Abalone’s FAST system sets itself apart in terms of antibody testing throughput and functional output upon binding, as opposed to a simple yes/no binding output, making it the only option for identifying cell surface receptor targeting activating antibodies.

Outside of the top-10 pharma company that is in partnership discussions with Abalone, no other pharma company has found a cell surface receptor activating antibody.

Aside from large established antibody discovery companies, there are a handful of startups targeting this sector. The most notable is Tectonic (more on them below). We believe Abalone’s discovery platform is best-in-class relative to its peers, both large and small. Abalone’s system can test billions of antibodies per experiment (100X+ more than other antibody discovery methods). The sheer throughput volume of the FAST system combined with Abalone’s high quality extensive antibody library allows them to find a needle in the haystack that others simply cannot find.

Exit Comps

Looking at recent private market comps, Tectonic raised an $80M Series-A in April 2021. Tectonic is primarily an antibody discovery platform targeting GPCRs. Septerna, a non-antibody GPCR company started by Third Rock raised a $100M Series-A in January 2022. ShouTi (now Structure) Therapeutics, another non-antibody GPCR company, raised a $133M Series-B in October 2021. Based upon the sizes of these raises and the ownership targets of the investors involved, we assume they all raised at valuations ranging from $200M on the low end to $400M on the high end.

Adimab was considering going public at a ~$5B valuation prior to public biotech valuations pulling back significantly in Q4 2021. Adimab is on the extreme partnership-services side of the partnership-services model versus the internal development pipeline valuation spectrum. Abalone has significantly more traction and potential relative to developing an internal therapeutics pipeline, but Adimab is a good example that shows how much value even a primarily discovery + backend milestone business model can generate in the antibody sector.
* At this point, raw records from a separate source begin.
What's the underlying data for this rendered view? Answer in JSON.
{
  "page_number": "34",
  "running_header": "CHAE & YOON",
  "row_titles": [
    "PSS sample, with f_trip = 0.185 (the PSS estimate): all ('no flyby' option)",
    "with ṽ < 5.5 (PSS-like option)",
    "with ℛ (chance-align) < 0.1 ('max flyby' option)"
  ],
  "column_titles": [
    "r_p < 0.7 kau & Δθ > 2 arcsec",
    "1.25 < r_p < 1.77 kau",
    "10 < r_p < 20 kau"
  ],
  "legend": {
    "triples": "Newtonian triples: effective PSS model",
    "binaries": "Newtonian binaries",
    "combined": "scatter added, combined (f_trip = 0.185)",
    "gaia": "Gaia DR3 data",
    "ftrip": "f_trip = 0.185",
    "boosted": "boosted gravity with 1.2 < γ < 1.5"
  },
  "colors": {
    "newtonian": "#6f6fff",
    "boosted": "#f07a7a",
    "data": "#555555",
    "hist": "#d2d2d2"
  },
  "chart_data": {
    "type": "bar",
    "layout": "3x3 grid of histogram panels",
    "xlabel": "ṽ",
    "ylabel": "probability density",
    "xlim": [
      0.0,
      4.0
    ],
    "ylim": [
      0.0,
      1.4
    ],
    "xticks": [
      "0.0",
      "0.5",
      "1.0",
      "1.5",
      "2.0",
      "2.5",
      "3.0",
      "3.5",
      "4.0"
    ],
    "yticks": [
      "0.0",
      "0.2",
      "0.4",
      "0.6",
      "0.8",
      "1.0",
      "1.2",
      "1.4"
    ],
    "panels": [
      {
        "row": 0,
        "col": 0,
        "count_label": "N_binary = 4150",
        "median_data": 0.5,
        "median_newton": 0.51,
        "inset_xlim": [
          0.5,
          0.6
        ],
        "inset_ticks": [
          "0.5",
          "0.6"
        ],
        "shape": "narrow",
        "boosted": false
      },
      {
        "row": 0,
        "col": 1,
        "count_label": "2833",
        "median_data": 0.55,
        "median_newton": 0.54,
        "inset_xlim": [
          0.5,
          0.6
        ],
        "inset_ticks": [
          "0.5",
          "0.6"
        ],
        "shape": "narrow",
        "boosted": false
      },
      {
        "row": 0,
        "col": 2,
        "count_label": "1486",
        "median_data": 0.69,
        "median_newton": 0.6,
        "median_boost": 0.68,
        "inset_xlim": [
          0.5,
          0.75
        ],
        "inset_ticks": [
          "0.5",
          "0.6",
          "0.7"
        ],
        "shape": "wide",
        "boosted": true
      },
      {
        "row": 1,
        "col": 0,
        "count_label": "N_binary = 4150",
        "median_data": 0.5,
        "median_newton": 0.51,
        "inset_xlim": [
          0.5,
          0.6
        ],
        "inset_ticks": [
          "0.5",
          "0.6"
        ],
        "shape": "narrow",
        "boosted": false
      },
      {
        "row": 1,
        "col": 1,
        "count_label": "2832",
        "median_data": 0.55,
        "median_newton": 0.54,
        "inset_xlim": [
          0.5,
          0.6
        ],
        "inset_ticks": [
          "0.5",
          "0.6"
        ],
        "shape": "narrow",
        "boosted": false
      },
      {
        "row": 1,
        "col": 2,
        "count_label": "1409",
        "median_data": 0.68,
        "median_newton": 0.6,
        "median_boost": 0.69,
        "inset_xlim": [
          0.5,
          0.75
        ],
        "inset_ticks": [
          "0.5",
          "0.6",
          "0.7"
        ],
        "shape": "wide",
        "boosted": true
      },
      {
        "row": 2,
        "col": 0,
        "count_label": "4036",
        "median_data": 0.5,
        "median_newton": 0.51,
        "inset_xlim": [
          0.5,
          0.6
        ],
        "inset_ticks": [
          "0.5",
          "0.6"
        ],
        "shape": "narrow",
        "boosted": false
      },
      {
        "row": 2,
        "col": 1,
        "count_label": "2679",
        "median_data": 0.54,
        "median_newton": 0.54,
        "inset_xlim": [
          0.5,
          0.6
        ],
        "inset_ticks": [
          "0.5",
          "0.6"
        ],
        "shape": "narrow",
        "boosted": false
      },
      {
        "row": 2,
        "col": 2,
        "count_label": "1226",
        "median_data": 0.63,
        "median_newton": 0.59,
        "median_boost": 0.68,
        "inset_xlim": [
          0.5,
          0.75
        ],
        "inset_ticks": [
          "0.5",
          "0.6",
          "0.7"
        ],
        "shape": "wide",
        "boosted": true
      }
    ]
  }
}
AbCellera also falls on the extreme partnership-services end of the valuation spectrum. AbCellera focuses on discovery of antibody therapeutics with backend development milestone payments from partners. AbCellera went public at a $5.3B valuation and has pulled back to a $3.2B valuation in the recent biotech valuation environment.

Achievement of an exit primarily based upon a successful partnership discovery + backend milestone business model (i.e., lacking a compelling internal development pipeline) in the valuation range of Adimab and AbCellera would result in a promising return for Seed stage investors.

Looking at potential exit comps based upon companies with a partnership-based fundamentally enabling technology that drove into internal pipelines business model perspective:

– Genmab ($23B) – transgenic mouse-based discovery technology

– Amgen ($133B) – molecular genetics

– Genentech ($47B) – molecular biology / antibodies

– Biogen ($31B) – molecular biology

– Gilead ($80B) – DNA drug technologies

Exits of this nature would result in a 5-20x multiple magnitude improvement upon the already impressive return profile for the partnership discovery + backend milestone comps.

Any exit of this nature would be directly linked to patient outcomes. We are thrilled to be supporting Richard and the Abalone Bio team in their mission to bring a new class of antibody drugs to market and dramatically improve the lives of patients.